For a number of years, Brian has been drilling the basics of fiduciary duty into anyone who will listen. As he puts it, the first principle is the duty of care and ERISA’s “prudent expert” standard: it is a basic requirement whenever any role is delegated or outsourced that the chosen provider should be suitable for that role. The second principle is the duty of loyalty and ERISA’s “exclusive benefit” rule: expertise should be exercised for the benefit of plan participants; interests should be aligned. And, finally, there needs to be accountability: roles must be clearly defined, measurable against relevant objectives, and properly reported.

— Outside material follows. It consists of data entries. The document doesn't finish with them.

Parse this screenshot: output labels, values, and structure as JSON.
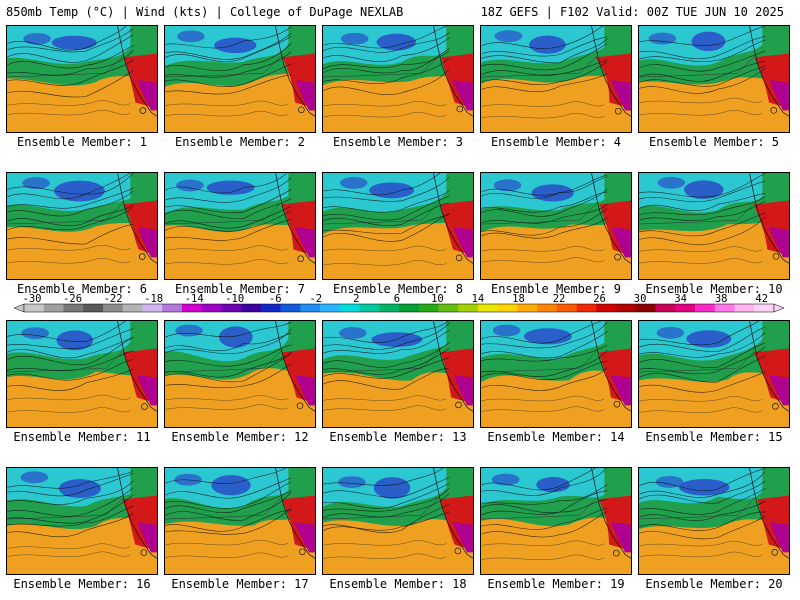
{
  "header": {
    "title_left": "850mb Temp (°C) | Wind (kts) | College of DuPage NEXLAB",
    "title_right": "18Z GEFS | F102 Valid: 00Z TUE JUN 10 2025"
  },
  "map_type": "filled temperature contour map with wind streamlines, 4x5 ensemble panel grid",
  "members": [
    {
      "label": "Ensemble Member: 1"
    },
    {
      "label": "Ensemble Member: 2"
    },
    {
      "label": "Ensemble Member: 3"
    },
    {
      "label": "Ensemble Member: 4"
    },
    {
      "label": "Ensemble Member: 5"
    },
    {
      "label": "Ensemble Member: 6"
    },
    {
      "label": "Ensemble Member: 7"
    },
    {
      "label": "Ensemble Member: 8"
    },
    {
      "label": "Ensemble Member: 9"
    },
    {
      "label": "Ensemble Member: 10"
    },
    {
      "label": "Ensemble Member: 11"
    },
    {
      "label": "Ensemble Member: 12"
    },
    {
      "label": "Ensemble Member: 13"
    },
    {
      "label": "Ensemble Member: 14"
    },
    {
      "label": "Ensemble Member: 15"
    },
    {
      "label": "Ensemble Member: 16"
    },
    {
      "label": "Ensemble Member: 17"
    },
    {
      "label": "Ensemble Member: 18"
    },
    {
      "label": "Ensemble Member: 19"
    },
    {
      "label": "Ensemble Member: 20"
    }
  ],
  "colorbar": {
    "ticks": [
      "-30",
      "-26",
      "-22",
      "-18",
      "-14",
      "-10",
      "-6",
      "-2",
      "2",
      "6",
      "10",
      "14",
      "18",
      "22",
      "26",
      "30",
      "34",
      "38",
      "42"
    ],
    "colors": [
      "#c8c8c8",
      "#a0a0a0",
      "#787878",
      "#5a5a5a",
      "#8c8c8c",
      "#b4b4b4",
      "#d2b4f0",
      "#b478dc",
      "#d200d2",
      "#a000c8",
      "#6e00b4",
      "#3c00a0",
      "#1428c8",
      "#145adc",
      "#1e8cf0",
      "#28b4ff",
      "#00dcdc",
      "#00c8a0",
      "#00b464",
      "#00a032",
      "#28aa14",
      "#64be14",
      "#a0d200",
      "#e6e600",
      "#ffd200",
      "#ffaa00",
      "#ff8200",
      "#ff5a00",
      "#f02800",
      "#d20000",
      "#b40000",
      "#8c0000",
      "#c8005a",
      "#e60082",
      "#ff28c8",
      "#ff78e6",
      "#ffb4f0",
      "#ffd2fa"
    ]
  },
  "palette": {
    "cold": "#2a5ec8",
    "cool": "#2cc8d2",
    "mild": "#20a04c",
    "warm": "#f0a020",
    "hot": "#d21818",
    "extreme": "#b00090"
  }
}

OCIO as both investment advisor and investment manager

In this context, Brian and Mike argue that most OCIO assignments include both advisory and investment management responsibilities. As such, both ERISA’s section 3(21) and section 3(38) are applicable. This can seem odd to those who are accustomed to thinking of investment firms as playing just the single role of either advisor or manager. Under an OCIO assignment with elements of both, it becomes necessary to define clearly who does what. To this end, Brian and Mike provide a “roles and responsibilities worksheet,” which sets out a list of functions under the general categories of plan management, asset management and operations/administration. This allows a fiduciary to define exactly which responsibilities are being delegated under the OCIO arrangement, and which are being retained.

Evaluation of providers

Finally, they offer some thoughts on the selection of an OCIO provider. This begins with the roles and responsibilities worksheet mentioned above: not every outsourcing assignment is the same, so different considerations will come to the fore in the selection process in different cases. With that in mind, Brian and Mike highlight the need for “a culture consistent with that of the plan sponsor, experience with the plan’s specific issues, and resources sufficient for the handling of diverse tasks, which can range from strategic asset allocation to administering monthly benefits payments.”

In an ever-more demanding investing environment, OCIO seems set for continued growth in the coming years. As this happens, and as the concept becomes more familiar to investors, we are likely to see further maturing and evolution within the sector in the next few years.